Pour ces gens là, ce scrutin est le dernier de leurs soucis et ne veulent ni y penser ni en discuter.

Ils regardent plutôt à cet immense chantier, ces paysages de gravats à perte de vue, ces camps, ces tentes de fortune et leur unique préoccupation, la survie. Comment et de quoi survivre et également comment reconstruire cette vie urbaine décimée. Il veulent faire un bilan, se corriger mutuellement pour ne plus tomber dans les erreurs du passé. Une catégorie dont la majorité relèverait des fiefs de l'AKP au pouvoir. Des fidèles qui sont même prêts à pardonner.

Erdogan ou Kiliçdaroglu

Au pouvoir depuis vingt ans et candidat à sa succession, Recep Erdogan fait paradoxalement, de sa politique de reconstruction, la colonne vertébrale de sa stratégie électorale pour le scrutin du mois de mai.

Cette élection s’annonce cependant pour ce fils de capitaine de navire comme étant la plus houleuse et la plus mouvementée depuis 2002, année durant laquelle son parti l'AKP obtient la majorité à la Grande Assemblée.

L’opposition turque unie au sein d’une très large coalition de six partis de la gauche à la droite nationaliste, a désigné ce lundi 6 mars Kemal Kiliçdaroglu pour l'affronter à la présidentielle. Des primaires en quelque sorte. Dirigeant du parti kémaliste CHP, il a été choisi pour tourner la page de plus de deux décennies de pouvoir d’Erdogan.

"Notre table est celle de la paix et de la fraternité. Notre objectif supérieur est de porter la Turquie vers des jours prospères, paisibles et joyeux.

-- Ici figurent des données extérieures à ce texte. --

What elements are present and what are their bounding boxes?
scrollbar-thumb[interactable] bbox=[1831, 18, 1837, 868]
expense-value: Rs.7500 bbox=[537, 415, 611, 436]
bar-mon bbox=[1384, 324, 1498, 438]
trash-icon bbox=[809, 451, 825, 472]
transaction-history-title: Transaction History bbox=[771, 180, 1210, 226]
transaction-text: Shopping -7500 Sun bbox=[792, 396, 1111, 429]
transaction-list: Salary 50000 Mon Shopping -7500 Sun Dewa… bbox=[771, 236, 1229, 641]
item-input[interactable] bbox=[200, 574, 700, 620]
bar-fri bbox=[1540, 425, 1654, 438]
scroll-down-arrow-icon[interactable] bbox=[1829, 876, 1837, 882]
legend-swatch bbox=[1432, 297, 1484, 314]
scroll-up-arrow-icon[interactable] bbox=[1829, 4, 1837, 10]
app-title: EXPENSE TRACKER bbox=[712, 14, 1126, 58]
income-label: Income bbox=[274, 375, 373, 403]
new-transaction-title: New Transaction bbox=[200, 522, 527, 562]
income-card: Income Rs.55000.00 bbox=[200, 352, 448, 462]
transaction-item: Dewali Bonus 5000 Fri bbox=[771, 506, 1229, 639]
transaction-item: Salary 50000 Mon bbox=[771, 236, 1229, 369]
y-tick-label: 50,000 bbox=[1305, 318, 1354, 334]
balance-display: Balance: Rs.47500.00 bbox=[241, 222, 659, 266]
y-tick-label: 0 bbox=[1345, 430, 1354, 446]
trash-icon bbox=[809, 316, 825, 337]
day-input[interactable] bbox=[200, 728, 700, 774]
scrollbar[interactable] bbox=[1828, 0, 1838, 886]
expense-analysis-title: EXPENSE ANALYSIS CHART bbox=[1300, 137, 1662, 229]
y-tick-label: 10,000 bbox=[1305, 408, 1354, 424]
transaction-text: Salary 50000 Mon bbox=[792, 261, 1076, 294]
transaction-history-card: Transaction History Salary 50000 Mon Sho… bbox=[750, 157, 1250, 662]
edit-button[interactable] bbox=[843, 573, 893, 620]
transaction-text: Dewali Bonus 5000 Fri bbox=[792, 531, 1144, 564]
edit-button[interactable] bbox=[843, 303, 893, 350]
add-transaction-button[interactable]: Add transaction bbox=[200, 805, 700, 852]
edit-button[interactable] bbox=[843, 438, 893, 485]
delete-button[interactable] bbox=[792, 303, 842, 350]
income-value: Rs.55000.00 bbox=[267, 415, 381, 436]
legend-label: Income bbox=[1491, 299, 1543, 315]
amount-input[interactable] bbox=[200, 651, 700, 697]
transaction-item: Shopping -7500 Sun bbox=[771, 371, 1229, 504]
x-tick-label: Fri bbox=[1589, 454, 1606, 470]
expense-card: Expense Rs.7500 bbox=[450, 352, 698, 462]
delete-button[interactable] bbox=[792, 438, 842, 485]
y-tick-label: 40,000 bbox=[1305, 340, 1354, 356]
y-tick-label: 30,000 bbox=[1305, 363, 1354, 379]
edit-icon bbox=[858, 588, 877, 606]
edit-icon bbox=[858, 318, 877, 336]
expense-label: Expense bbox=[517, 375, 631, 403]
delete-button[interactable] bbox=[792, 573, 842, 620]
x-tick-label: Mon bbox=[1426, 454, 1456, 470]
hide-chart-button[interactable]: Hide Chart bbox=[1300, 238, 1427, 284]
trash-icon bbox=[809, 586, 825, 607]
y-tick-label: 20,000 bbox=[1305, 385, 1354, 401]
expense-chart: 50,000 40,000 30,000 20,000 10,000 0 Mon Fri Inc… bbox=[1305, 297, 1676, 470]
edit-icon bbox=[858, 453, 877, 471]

En tant qu’Alliance nationale, nous gouvernerons la Turquie par la consultation et le consensus", a déclaré Kemal Kiliçdaroglu,

Mais, partisans, opposition ou encore électeurs pour ou contre, tous confondus, les pronostics ne sont pas évidents à ce stade post-séisme. Ce qui est par contre sûr c'est que cette fois-ci, Recep Tayyip Erdogan et de là son parti risquent gros. Les jeux restent ouverts. Duel à suivre.